Para acelerar esta possível aliança, o que se fala em Bruxelas é que os eurocratas lucrariam com o nacionalismo turcomano, o pan-turquismo e a recente entente cordiale entre Erdogan e Xi no que diz respeito aos uigures. Mas há um problema: muitas tribos turcófonas preferem uma aliança com a Rússia.

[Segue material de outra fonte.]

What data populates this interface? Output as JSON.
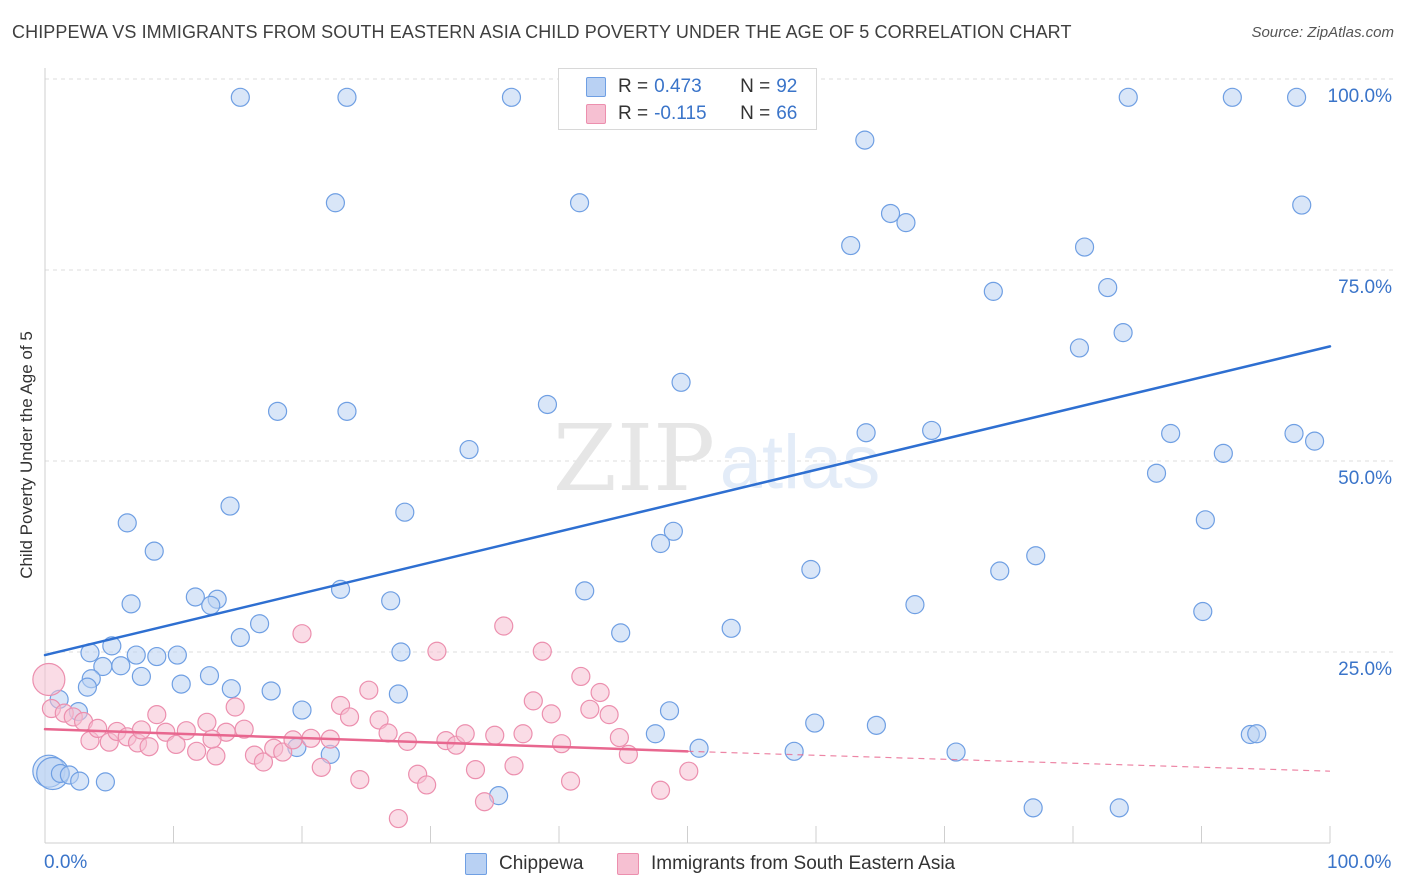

Além disso, a Rússia é incontornável quando se trata de outros corredores. Tomemos, por exemplo, um fluxo de mercadorias japonesas indo para Vladivostok e então, via Transiberiano, para Moscovo e daí para a UE.

A estratégia da UE de contornar a Rússia não foi exactamente um êxito na Arménia-Azerbaijão: o que se verificou foi um recuo relativo da Turquia e uma vitória russa de facto, com Moscovo a reforçar sua posição militar no Cáucaso.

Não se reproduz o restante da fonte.